STÄRKER DENN JE
Medaillen, Emotionen und große Gefühle: Martina Reuter begeistert bei "The Austrian Oak 2026"
Noch vor wenigen Jahren hätte sich Martina Reuter wohl selbst kaum vorstellen können, einmal auf einer Bodybuilding-Bühne zu stehen. Heute gehören Training, Posing und Wettkampfvorbereitung längst zu ihrem Leben. Am Samstag, den 22. August, stellte sich die Moderatorin und Buchautorin bei "The Austrian Oak 2026" erneut der Konkurrenz in der Kategorie Fit Model – und wurde für ihren Einsatz mit Platzierungen und Medaillen belohnt.
Doch für Martina war an diesem Tag etwas anderes noch viel wichtiger als das sportliche Ergebnis.
"Mein bisher schönster und emotionalster Wettkampf"
Monatelanges Training, konsequente Ernährung, Verzicht und der unbedingte Wille, sich weiterzuentwickeln: Hinter den wenigen Minuten im Rampenlicht steckt eine intensive Vorbereitung.
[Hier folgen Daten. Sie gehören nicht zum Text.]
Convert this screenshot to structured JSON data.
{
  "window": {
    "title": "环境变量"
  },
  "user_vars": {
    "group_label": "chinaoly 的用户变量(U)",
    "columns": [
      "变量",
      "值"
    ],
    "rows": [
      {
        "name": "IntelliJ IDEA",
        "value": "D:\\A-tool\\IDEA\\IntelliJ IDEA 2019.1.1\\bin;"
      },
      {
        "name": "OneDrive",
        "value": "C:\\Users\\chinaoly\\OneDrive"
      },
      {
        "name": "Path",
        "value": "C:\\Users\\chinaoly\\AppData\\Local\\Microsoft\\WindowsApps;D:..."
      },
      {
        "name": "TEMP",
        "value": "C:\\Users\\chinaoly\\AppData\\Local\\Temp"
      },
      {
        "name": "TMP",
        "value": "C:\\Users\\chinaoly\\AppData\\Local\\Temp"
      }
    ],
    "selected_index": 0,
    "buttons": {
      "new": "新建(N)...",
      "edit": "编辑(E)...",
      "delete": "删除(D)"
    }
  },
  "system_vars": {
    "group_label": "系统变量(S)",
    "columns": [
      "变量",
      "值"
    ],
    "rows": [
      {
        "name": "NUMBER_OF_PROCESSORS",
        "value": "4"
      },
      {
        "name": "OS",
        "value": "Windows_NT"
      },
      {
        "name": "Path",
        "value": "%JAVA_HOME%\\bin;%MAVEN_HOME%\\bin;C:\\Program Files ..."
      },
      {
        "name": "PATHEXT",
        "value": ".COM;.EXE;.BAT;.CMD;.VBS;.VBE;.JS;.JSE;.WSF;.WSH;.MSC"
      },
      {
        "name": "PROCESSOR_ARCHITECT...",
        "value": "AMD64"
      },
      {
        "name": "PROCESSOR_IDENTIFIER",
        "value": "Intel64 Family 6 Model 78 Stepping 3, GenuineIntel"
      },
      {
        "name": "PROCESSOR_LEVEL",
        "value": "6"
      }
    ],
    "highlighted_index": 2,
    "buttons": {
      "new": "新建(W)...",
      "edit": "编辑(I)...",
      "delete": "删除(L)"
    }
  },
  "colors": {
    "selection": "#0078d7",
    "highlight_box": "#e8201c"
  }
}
Gerade deshalb wurde der Moment auf der Bühne für Martina zu einer ganz persönlichen Bestandsaufnahme.
"Dieser Wettkampf war für mich bisher der schönste und emotionalste. Nicht nur wegen der Medaillen, sondern weil ich auf dieser Bühne plötzlich verstanden habe, was ich in den vergangenen Monaten eigentlich geleistet habe. Ich habe meine eigenen Grenzen immer wieder verschoben und gelernt, dass mit 46 noch lange nichts vorbei ist – vielleicht geht es jetzt erst richtig los."
Seit ihrem Einstieg ins Bodybuilding hat sich für Martina dabei weit mehr verändert als ihr Körper. Rund 60 Kilo hat sie verloren, gleichzeitig aber vor allem an Kraft, Selbstvertrauen und mentaler Stärke gewonnen.
Eine Botschaft an Frauen ab 40
Genau diese Erfahrung möchte Martina weitergeben. Ihre Transformation soll anderen Frauen Mut machen, die eigenen Bedürfnisse und die eigene Gesundheit wieder stärker in den Mittelpunkt zu stellen – unabhängig vom Alter.
"Ich möchte vor allem Frauen ab Mitte 40 Mut machen, noch einmal groß zu denken, sich um sich selbst zu kümmern und körperlich wie mental stärker zu werden. Für mich geht es längst nicht mehr nur ums Aussehen, sondern um Gesundheit, Stärke und Longevity."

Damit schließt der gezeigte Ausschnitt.